Wondering how to get yourself and family into the Purim mood? Get yourself down to Starbucks, where you can now get Hamentaschen-flavored coffee, just for Purim. Starbucks announced that the special flavor would only be available in participating locations, and only on the day of Purim.
Also newsworthy, Google has announced that, in partnership with an enterprising Rabbi in Silicon Valley, they will soon launch the first on-line circumcision service. Called gMOIL, the service will be available to both men and women alike and will be, for the time being, a free service.
OK, those were really bad, sorry. All in the Purim spirit. But quite seriously – how does a busy person get himself or herself or the kids into a proper Purim spirit? Here’s a secret that few people know.

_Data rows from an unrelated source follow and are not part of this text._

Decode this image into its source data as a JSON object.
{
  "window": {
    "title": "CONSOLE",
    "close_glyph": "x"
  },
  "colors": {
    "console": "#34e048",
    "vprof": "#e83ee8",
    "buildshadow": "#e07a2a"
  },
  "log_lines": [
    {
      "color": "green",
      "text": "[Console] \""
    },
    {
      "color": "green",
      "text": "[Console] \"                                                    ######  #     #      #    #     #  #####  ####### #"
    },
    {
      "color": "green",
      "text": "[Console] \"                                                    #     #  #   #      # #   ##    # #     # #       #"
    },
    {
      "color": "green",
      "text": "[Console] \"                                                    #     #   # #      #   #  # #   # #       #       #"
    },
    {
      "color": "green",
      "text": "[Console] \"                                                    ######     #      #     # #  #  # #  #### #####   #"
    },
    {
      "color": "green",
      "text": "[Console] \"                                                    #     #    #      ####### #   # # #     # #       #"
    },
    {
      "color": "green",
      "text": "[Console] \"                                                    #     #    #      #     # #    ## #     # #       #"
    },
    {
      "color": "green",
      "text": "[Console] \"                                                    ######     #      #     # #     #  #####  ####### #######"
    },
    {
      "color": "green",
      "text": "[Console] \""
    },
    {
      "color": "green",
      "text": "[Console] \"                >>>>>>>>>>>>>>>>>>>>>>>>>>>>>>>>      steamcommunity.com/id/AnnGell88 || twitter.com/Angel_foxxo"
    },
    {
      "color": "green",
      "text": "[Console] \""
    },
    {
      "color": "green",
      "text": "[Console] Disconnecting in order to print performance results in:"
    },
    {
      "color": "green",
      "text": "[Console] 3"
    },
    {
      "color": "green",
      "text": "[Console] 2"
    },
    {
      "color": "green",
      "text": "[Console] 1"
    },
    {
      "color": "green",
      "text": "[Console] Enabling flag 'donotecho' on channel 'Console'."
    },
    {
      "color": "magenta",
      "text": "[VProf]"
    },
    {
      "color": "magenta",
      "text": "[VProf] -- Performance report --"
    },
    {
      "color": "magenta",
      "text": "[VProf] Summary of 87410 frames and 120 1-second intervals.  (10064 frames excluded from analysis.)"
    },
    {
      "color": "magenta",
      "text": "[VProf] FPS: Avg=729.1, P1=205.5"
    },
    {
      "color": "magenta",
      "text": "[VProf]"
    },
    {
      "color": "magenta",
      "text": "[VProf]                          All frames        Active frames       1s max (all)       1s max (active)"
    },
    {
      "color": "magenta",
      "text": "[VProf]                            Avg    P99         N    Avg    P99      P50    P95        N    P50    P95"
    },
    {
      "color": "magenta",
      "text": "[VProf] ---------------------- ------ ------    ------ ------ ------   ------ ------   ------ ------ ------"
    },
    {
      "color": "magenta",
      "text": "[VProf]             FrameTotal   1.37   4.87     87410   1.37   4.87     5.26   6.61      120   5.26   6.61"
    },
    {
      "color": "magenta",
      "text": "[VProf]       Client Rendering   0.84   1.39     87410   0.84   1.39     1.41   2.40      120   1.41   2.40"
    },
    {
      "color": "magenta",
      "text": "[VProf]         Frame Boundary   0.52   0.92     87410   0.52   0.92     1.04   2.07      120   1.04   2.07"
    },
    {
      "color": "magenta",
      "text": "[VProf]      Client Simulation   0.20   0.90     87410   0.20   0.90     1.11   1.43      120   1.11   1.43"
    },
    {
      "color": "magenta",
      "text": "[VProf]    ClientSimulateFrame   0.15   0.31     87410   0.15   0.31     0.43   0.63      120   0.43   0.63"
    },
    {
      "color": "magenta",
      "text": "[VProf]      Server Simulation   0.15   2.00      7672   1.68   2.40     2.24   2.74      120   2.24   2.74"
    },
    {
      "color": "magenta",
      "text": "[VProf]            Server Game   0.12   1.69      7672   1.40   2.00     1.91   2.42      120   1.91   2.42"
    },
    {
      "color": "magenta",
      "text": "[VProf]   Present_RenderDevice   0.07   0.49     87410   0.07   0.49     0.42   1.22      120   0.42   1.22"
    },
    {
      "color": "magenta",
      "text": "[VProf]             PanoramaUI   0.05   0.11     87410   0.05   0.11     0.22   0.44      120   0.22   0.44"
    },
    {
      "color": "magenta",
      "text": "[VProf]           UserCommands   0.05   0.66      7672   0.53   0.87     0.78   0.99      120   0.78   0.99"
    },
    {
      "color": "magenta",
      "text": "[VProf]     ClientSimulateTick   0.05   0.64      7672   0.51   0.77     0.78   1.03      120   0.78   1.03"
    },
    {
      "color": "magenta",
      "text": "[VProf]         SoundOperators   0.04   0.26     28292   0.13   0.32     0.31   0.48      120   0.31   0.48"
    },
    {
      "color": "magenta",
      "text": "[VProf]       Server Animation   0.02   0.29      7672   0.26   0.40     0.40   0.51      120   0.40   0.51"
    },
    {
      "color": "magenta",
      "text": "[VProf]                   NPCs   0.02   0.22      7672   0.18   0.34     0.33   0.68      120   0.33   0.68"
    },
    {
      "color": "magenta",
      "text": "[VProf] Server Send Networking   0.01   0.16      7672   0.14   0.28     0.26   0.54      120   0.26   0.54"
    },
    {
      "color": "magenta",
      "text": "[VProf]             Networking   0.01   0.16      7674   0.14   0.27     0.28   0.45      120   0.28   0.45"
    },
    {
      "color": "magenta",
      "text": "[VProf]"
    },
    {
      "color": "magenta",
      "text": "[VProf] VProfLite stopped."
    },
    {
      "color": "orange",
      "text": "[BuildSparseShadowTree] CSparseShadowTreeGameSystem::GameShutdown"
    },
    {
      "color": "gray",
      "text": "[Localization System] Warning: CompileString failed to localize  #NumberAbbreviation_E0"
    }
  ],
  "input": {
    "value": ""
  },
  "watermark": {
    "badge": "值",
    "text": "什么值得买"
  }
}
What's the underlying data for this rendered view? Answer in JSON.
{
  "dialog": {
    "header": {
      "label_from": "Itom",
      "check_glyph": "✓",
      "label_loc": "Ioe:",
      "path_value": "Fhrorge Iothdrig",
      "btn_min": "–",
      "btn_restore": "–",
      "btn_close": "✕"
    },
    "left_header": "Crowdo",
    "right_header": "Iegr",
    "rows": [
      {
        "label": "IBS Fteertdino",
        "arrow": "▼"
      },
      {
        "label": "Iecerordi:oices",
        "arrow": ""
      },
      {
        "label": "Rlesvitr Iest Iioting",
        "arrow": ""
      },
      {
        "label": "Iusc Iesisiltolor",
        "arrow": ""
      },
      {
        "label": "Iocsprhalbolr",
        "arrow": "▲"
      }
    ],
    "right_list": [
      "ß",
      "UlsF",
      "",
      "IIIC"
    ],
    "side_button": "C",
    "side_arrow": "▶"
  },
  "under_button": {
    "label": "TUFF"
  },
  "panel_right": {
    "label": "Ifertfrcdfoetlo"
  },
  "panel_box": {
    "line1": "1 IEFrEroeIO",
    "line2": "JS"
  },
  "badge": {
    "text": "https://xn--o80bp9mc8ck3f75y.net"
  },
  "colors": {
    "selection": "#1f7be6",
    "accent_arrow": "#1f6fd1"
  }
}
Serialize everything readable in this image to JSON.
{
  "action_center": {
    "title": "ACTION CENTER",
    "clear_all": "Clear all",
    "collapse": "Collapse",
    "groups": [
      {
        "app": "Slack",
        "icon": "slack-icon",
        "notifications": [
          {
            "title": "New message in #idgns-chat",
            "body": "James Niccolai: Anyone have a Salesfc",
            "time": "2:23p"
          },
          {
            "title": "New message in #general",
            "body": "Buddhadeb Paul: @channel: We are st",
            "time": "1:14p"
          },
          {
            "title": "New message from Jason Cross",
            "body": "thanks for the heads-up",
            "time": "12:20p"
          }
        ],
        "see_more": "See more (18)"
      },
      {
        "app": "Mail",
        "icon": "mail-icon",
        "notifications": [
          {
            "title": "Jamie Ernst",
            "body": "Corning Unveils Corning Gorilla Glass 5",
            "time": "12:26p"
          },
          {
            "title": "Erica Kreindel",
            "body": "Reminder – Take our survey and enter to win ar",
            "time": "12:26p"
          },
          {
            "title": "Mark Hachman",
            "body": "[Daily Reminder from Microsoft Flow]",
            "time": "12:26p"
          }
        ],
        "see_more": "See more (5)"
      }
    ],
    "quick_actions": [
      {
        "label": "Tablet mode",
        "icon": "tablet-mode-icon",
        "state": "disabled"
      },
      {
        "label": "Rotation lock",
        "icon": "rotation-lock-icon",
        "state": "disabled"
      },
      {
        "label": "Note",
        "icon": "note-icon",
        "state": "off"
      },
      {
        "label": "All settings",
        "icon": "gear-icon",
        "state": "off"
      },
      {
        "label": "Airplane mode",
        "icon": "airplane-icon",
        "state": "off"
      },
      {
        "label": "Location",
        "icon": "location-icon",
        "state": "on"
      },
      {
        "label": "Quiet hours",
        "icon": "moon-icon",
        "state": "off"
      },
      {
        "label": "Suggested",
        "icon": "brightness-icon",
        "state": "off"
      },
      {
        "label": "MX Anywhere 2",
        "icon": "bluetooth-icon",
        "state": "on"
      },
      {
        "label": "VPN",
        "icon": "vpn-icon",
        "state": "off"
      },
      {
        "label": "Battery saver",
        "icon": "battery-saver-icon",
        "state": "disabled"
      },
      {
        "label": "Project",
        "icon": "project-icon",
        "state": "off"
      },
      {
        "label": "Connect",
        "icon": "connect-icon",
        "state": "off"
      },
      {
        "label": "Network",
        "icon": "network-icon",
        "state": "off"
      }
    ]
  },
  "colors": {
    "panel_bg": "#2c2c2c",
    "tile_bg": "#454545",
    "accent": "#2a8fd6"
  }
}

While for most of us Purim - if we observe it at all - is all about the Megilla-reading and the costumes, and to a lesser extent on the festive meal (and liquor), 1,000 years ago Maimonides’s gave the following amazing perspective: while it's always nice to do any mitzvah better, on Purim in particular if one is going to do more than the minimal, it is best to increase money to the poor.
But why? We give tzeddaka all year long – why especially increase it on Purim? Listen to his reason: the main goal of Purim is to be happy – really very happy – and the thing that creates the most joy is to help someone who's down - a poor person, an orphan, a widow, a new immigrant.
The problem is, many of us don’t know where to find such people (at least, those of us who don’t drive through San Francisco)... For that reason, some thoughtful people have created avenues to give, where you can be sure your tzeddaka is going to the very neediest. Here are two links:
The idea is to be extra generous on Purim, to give to anyone who opens up their hand. That’s Purim in a nutshell, the rest is commentary.